The restriction of the rights of performing artists ( § 92 UrhG) is not listed in the wording of the law and is therefore not applicable to moving pictures . This is based on the consideration that in a non-creative recording the performance of the artist is in the foreground in relation to the contribution of the film producer that - in the words of the official justification - the recording only serves "the circle of immediate participants in the performance of the performing artist by technical means ”, so that the utilization of the moving picture“ can directly affect the artist in his work, since it replaces his personal performance and makes it unnecessary ”.

literature

  • Ilja Czernik: Film law . In: Artur-Axel Wandtke (Ed.): Praxishandbuch Medienrecht . 2nd Edition. 2 ("Protection of media products"). De Gruyter, Berlin 2014, p. 119-257 .
  • Martin Vogel: Considerations on the scope of protection of the ancillary copyrights of the film manufacturer - initiated by the total TV decision of the BGH . In: Reto M. Hilty, Wilhelm Nordemann, Josef Drexl (eds.): Protection of creativity and competition: Festschrift for Ulrich Loewenheim on his 75th birthday . Beck, Munich 2009, ISBN 978-3-406-59000-9 , pp. 367-376 .

Remarks

  1. Schulze in Dreier / Schulze, Copyright Act, 6th edition 2018, § 95 Rn. 6; Diesbach in Ahlberg / Götting, BeckOK Copyright, as of January 1, 2016, § 95 Rn. 3.
  2. Official justification , BT-Drs. 4/270 of March 23, 1962, p. 102.
  3. BGH, judgment of December 20, 2007, I ZR 42/05 - TV-Total = GRUR 2008, 693, Rn. 16; Schulze in Dreier / Schulze, Copyright Act, 6th edition 2018, § 95 Rn. 2.
  4. ^ As expressly BGH, judgment of February 6, 2014, I ZR 86/12 - Peter Fechter, Rn. 23.
  5. ^ BGH, judgment of April 21, 1953, I ZR 110/52 = GRUR 1953, 299, 301 f.
  6. ^ Ruling opinion, cf.
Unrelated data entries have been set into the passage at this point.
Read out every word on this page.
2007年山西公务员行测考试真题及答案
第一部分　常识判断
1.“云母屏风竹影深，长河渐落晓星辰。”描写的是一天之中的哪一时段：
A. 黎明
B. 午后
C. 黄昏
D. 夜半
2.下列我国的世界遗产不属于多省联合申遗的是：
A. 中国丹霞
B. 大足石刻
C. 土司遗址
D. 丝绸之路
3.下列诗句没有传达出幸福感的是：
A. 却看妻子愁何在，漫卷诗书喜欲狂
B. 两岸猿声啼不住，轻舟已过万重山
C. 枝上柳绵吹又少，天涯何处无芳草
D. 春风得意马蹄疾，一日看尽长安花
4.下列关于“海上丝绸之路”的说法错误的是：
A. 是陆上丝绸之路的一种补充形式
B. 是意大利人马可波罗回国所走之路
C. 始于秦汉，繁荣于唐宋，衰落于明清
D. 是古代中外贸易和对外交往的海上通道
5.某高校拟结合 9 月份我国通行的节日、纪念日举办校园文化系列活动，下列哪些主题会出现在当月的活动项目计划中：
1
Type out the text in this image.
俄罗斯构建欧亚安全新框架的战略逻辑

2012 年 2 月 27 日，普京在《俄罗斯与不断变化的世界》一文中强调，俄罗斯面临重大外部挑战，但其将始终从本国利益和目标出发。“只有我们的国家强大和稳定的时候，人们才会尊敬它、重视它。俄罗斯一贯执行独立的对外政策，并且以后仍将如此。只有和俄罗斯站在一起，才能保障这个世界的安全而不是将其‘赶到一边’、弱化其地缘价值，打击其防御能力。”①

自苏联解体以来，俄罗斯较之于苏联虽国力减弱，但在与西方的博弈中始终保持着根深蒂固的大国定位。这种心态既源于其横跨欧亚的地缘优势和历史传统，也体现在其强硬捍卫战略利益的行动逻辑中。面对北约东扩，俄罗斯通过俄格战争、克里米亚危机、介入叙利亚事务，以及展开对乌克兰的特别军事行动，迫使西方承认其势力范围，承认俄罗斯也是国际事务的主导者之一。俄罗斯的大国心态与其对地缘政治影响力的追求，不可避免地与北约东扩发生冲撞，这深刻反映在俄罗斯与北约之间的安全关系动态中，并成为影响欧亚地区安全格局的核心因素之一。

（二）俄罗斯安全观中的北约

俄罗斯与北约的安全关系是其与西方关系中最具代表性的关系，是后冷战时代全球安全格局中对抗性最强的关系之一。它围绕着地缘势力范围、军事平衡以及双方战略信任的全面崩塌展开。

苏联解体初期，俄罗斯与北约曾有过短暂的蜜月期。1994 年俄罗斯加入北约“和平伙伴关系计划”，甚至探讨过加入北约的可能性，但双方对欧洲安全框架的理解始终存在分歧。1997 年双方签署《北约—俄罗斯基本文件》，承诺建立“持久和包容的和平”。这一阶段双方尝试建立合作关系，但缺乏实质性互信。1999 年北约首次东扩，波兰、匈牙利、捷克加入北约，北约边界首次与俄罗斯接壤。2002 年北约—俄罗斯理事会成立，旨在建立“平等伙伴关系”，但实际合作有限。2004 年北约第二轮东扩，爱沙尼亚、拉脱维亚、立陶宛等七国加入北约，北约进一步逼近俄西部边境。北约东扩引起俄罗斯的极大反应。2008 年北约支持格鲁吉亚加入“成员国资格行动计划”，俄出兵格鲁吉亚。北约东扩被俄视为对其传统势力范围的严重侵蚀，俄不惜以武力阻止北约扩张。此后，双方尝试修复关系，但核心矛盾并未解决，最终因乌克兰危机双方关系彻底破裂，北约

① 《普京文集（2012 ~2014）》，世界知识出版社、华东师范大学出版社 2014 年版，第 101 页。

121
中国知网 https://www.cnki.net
Loewenheim in Schricker / Loewenheim, Copyright, 4th edition 2010, § 2 Rn. 193 mwN
  7. See Manegold / Czernik in Wandtke / Bullinger, Copyright, 4th ed. 2014, § 95 Rn. 5.
  8. See Schulze in Dreier / Schulze, Copyright Act, 6th edition 2018, § 95 Rn. 10; OLG Koblenz, judgment of July 14, 1967, 2 U 14/67 - Liebeshändel in Chioggia = GRUR Int 1968, 164 for a play; so also the official justification, BT-Drs. 4/270 of March 23, 1962, p. 103. See, however, Munich Higher Regional Court, judgment of December 5, 2002, 29 U 3069/02 - Alpensinfonie = GRUR 2003, 420, in which the recording of a concert is granted security.
  9. See Schulze in Dreier / Schulze, Copyright Act, 6th edition 2018, § 95 Rn. 10; Munich Higher Regional Court, judgment of March 20, 1997, 29 U 4573/96 = ZUM-RD 1997, 290 for a boxing match recording .
  10. See Schulze in Dreier / Schulze, Copyright Act, 6th edition 2018, § 95 Rn. 11.
  11. See BGH, judgment of March 25, 2010, I ZR 122/08 - advertising of a news channel = GRUR 2010, 1090, Rn. 15th
  12. BGH, judgment of December 20, 2007, I ZR 42/05 - TV-Total = GRUR 2008, 693, Rn. 18 ff .; KG, judgment of August 27, 2002, 5 U 46/01 - Paul and Paula = MMR 2003, 110, 111.
  13. See BGH, judgment of August 16, 2012, I ZR 96/09 - single image = ZUM 2013, 406.
  14. See BGH, judgment of February 6, 2014, I ZR 86/12 - Peter Fechter, Rn. 20th
  15. See BGH, judgment of February 6, 2014, I ZR 86/12 - Peter Fechter, Rn. 21 f.
  16. See Schulze in Dreier / Schulze, Copyright Act, 6th edition 2018, § 95 Rn. 17; according to BGH, judgment of November 19, 2009, I ZR 128/07 - single film images = GRUR 2010, 620, Rn. 12.
  17. See Manegold / Czernik in Wandtke / Bullinger, Copyright, 4th ed. 2014, § 95 Rn. 17; Schulze in Dreier / Schulze, Copyright Act, 6th edition 2018, § 95 Rn. 20; Diesbach in Ahlberg / Götting, BeckOK Copyright, as of January 1, 2016, § 95 Rn. 16; without criticism of the provision of Meckel in Dreyer / Kotthoff / Meckel, copyright, 3rd edition 2013, § 95 Rn. 3 because of the balancing of interests that has to be carried out anyway.
  18. See Schulze in Dreier / Schulze, Copyright Act, 6th edition 2018, § 95 Rn. 21; Manegold / Czernik in Wandtke / Bullinger, Copyright, 4th edition 2014, § 95 Rn. 18th
  19. Official justification , BT-Drs. 4/270 of March 23, 1962, p. 103.